Anyway before I replied to him privately ( I really didn’t want to embarrass him publicly ) I took a look at his website and his own work. I have to say he does some decent stuff and he’s had a little success. I’ve provided a link to his website in my Links but what surprised me is that in his Bio this ‘street photographer’ claimed to have no interests. If a photographer claims to have no interests other than photography itself, the question at some point must surely be what informs their photography ? How does a photographer make work if they are not interested in anything ? If a photographer goes out and takes photographs of trees they must surely be interested in trees if only on a superficial level ? For the reader of this thread I cannot necessarily provide you with answers but what I do believe is that sooner or later if you go down the road less travelled as a photographer the question of what informs your photography will arise. Only you can and must answer that ! For the street photographer inevitably you will study the work of other street photographers ( including my erstwhile friend maybe ? ). You will study the critically acclaimed such as Winogrand, Friedlander, Frank, Klein, Erwitt, Arbus, Cartier-Bresson the list is almost endless and undoubtedly you will be influenced by them. You will also read books about photography and photographers.
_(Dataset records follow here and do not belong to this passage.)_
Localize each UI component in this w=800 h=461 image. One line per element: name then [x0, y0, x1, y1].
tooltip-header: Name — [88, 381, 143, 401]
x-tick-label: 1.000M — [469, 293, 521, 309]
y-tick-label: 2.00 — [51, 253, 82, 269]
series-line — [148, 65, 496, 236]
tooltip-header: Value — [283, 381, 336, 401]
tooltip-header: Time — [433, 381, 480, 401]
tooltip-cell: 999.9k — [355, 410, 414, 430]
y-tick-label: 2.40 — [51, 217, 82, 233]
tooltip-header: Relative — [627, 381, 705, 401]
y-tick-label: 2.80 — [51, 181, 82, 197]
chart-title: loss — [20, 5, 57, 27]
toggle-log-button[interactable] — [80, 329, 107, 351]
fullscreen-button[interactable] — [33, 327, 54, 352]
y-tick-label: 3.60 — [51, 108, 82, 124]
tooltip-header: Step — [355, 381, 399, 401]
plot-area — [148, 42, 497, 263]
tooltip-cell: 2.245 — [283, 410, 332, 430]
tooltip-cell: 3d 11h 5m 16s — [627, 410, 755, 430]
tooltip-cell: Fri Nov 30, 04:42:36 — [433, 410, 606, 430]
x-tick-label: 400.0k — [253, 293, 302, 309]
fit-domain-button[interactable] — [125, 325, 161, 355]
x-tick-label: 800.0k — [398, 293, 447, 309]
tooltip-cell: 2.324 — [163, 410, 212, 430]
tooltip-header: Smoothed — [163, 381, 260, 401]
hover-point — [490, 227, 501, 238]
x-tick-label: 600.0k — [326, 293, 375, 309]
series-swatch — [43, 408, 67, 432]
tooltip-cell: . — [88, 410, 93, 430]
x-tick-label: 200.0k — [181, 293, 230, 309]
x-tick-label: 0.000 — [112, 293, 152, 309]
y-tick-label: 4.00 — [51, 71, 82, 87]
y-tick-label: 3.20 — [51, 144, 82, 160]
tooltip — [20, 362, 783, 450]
That’s how it should be, but sooner or later you will need to find your own unique voice and vision and part of that process will be to ask yourself that important question, What informs my photography ? I myself am still in that process and I even think it’s a process without end, a permanently on-going process. If I were to say that everything informs my photography that would not be particularly helpful to you the reader, even if I do believe it to be true.
How can I be more helpful ? Well it seems to me that a street photographer cannot truly create an important body of work if they are not interested in the human condition or the Society and structure of the place they are operating in. Neither can they document a place if at least they don’t have a basic knowledge of the politics local or national of the place they are in. Either that or at some point they are prepared to look at subjects such as sociology, psychology, philosophy, anthropology and even fictional work in respect of their chosen environment. For the past two years I’ve been reading everything I can get my hands on by the American author John Steinbeck ( Grapes of Wrath, East of Eden, Tortilla Flat, etc etc ) He’s a particular favourite of mine and I don’t recall him mentioning photography once in those works but yet I feel he’s influenced my photographic thinking as much if not more by his telling of the human condition than the self study of any of those photographers I’ve mentioned above.
I make no special claims about my own photography that you see on this Blog but what I can tell you is that it tries to be informed by much more than the subject itself.